I studied finance and minored in economics. I definitely could have gone on to be a stock trader or something. In school, I took a lot of classes about the global financial crisis and learned what went wrong with different financial products.
Where did your undergraduate studies take you?
I completed an internship where I sold primarily life insurance products at Northwestern Mutual. This was a sales-focused role and I was only allowed to offer life insurance products. It was really challenging for me, but I did learn a lot of phone skills. The path for that entry-level role was to earn your series six and seven – which I did – and become a financial adviser.
And then what?
I switched within the Northwestern Mutual company into an admin position and helped financial reps and advisors prepare plans for their clients. I enjoyed the work but wanted to be closer to family. When my sister-in-law sent me an opening at Practice Real Estate Group, I jumped!
How did your previous role prepare you for Practice Real Estate Group?

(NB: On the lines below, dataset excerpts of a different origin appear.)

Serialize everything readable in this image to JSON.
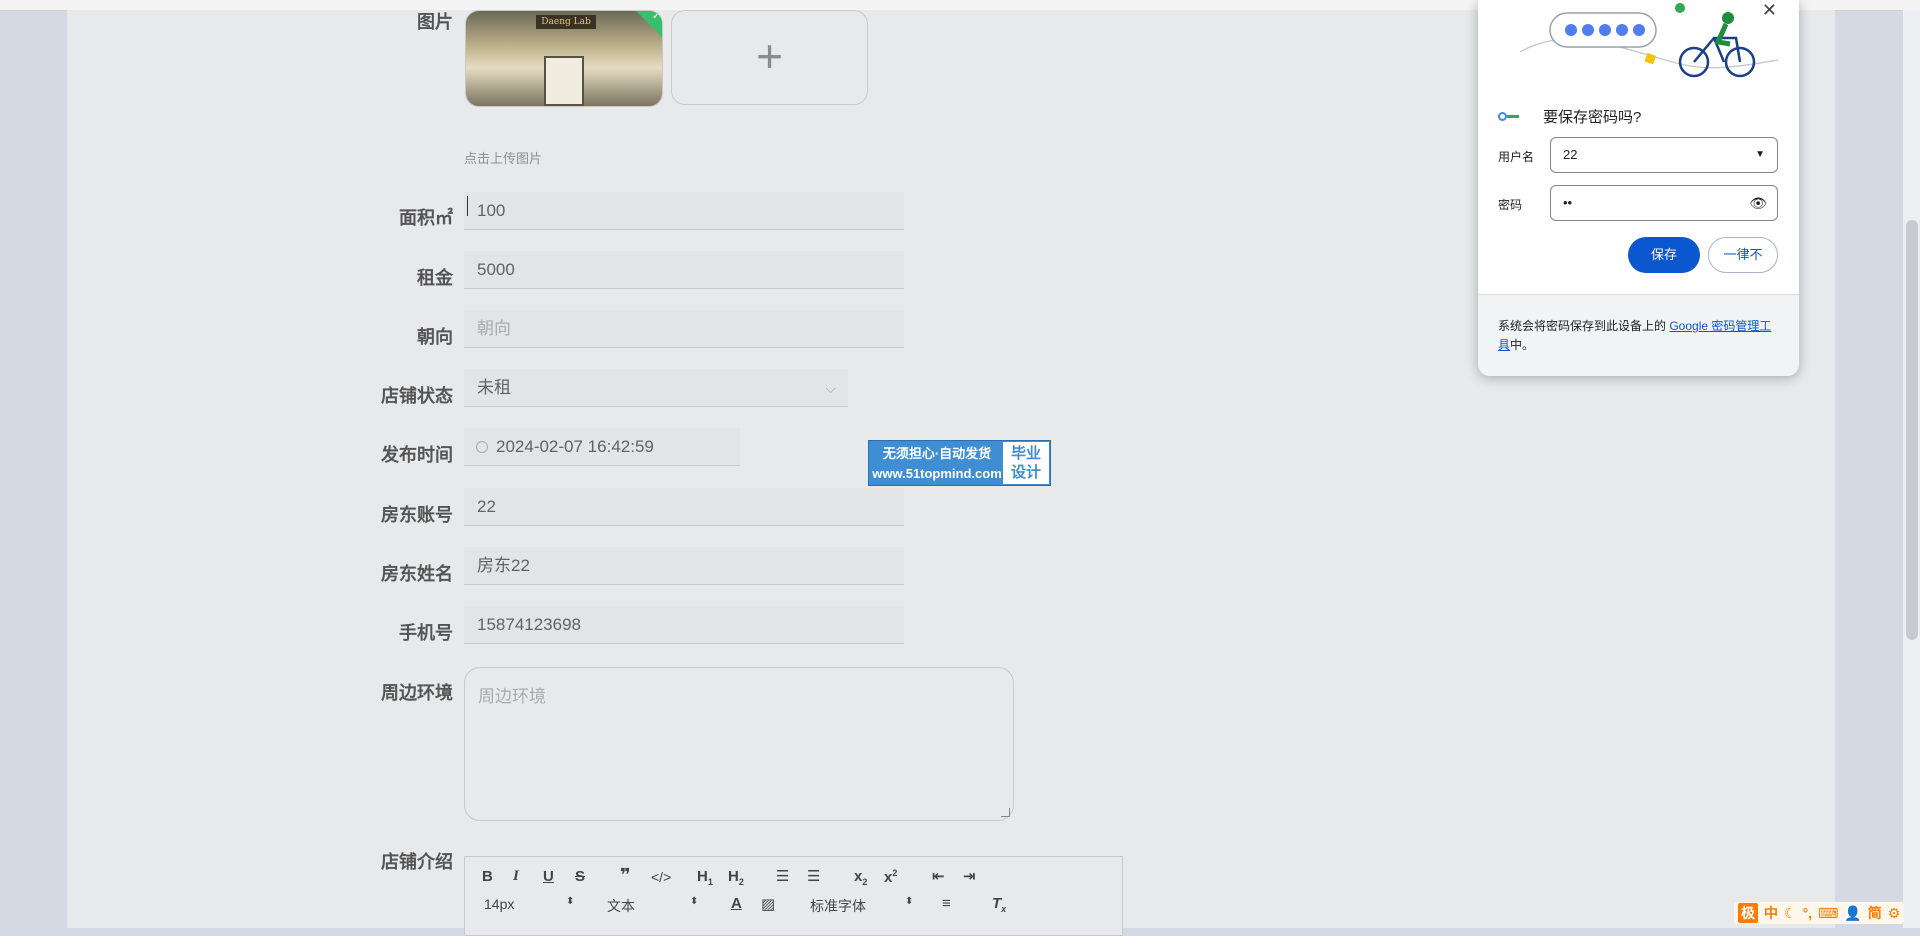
{
  "form": {
    "image_label": "图片",
    "image_thumb_sign": "Daeng Lab",
    "upload_hint": "点击上传图片",
    "area": {
      "label": "面积㎡",
      "value": "100"
    },
    "rent": {
      "label": "租金",
      "value": "5000"
    },
    "orientation": {
      "label": "朝向",
      "placeholder": "朝向"
    },
    "status": {
      "label": "店铺状态",
      "value": "未租"
    },
    "publish_time": {
      "label": "发布时间",
      "value": "2024-02-07 16:42:59"
    },
    "landlord_account": {
      "label": "房东账号",
      "value": "22"
    },
    "landlord_name": {
      "label": "房东姓名",
      "value": "房东22"
    },
    "phone": {
      "label": "手机号",
      "value": "15874123698"
    },
    "surroundings": {
      "label": "周边环境",
      "placeholder": "周边环境"
    },
    "intro": {
      "label": "店铺介绍"
    }
  },
  "editor": {
    "font_size": "14px",
    "paragraph": "文本",
    "font_family": "标准字体"
  },
  "watermark": {
    "line1": "无须担心·自动发货",
    "line2": "www.51topmind.com",
    "badge_line1": "毕业",
    "badge_line2": "设计"
  },
  "password_popup": {
    "title": "要保存密码吗?",
    "username_label": "用户名",
    "username_value": "22",
    "password_label": "密码",
    "password_value": "••",
    "save_button": "保存",
    "never_button": "一律不",
    "footer_text": "系统会将密码保存到此设备上的 ",
    "footer_link": "Google 密码管理工具",
    "footer_suffix": "中。"
  },
  "ime": {
    "logo": "极",
    "lang": "中",
    "mode": "简"
  }
}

Although it prepared me for my current role, I wish I had majored in accounting. I took a couple of accounting courses in school and I loved Excel. Back then, it seemed to be a subject that was challenging for a lot of business major students to understand but I really enjoyed it. That little bit of knowledge that I had was really helpful when I first came on at Practice and began taking over the books. I’d never used QuickBooks before, but it’s a relatively intuitive software. So the little accounting knowledge that I had, did help. But really, being at a start-up is a lot of hands-on learning.
What were you doing when you first started?
I was largely taking over the categorization of transactions on the books. Any transactions that are bank accounts and our credit cards, I put them into groups and say we are able to spend this much on marketing or this much on legal fees, etc. We have financial reports we need to pull on a monthly basis/quarterly basis. It’s just a matter of saying what goes where, and what makes sense. When I first got here, we had a third-party bookkeeper who had been doing accounting prior to me joining. So then I took over, brought it in-house, and started from scratch a little bit. I earned what kind of expenses a real estate business incurs and had to utilize any accounting knowledge to determine exactly what expenses should look like. I also took over invoicing, which I loved.
You have been at Practice Real Estate Group for 5 years now. What has changed over that time frame?
We have grown so much. When I started, we only had one QuickBooks account and now we manage probably seven for all the different real estate transitions and development entities. I’ve learned a lot in the past couple of years about construction accounting because we now have these different development entities.
What is the most challenging part of your job?
I love everything about my job but one of the most challenging parts of working for a small company like this is, as it grows, we have to change and evolve. One of the most challenging things lately, within the last quarter, has been figuring out how to offer benefits to employees like health care and retirement plans and getting those systems set up. It’s working with Dave to determine, what we want to offer, who we offer it through, and how does that affect our day-to-day operations? Although it’s been challenging, these are good things that are happening. It feels time-worthy. So that we can attract really strong talent and continue to grow the company.
In the next 1-2-3 years, what are you excited about?
I get excited, mostly about growth within the company, and just seeing it expand while still helping any new agents or new ops team members. Looking to the future, I think we have so many cool products that we offer, not only services but products like demographic reports and we offer real estate clients, which I think are really cool to see as we develop them further and change them and make them better.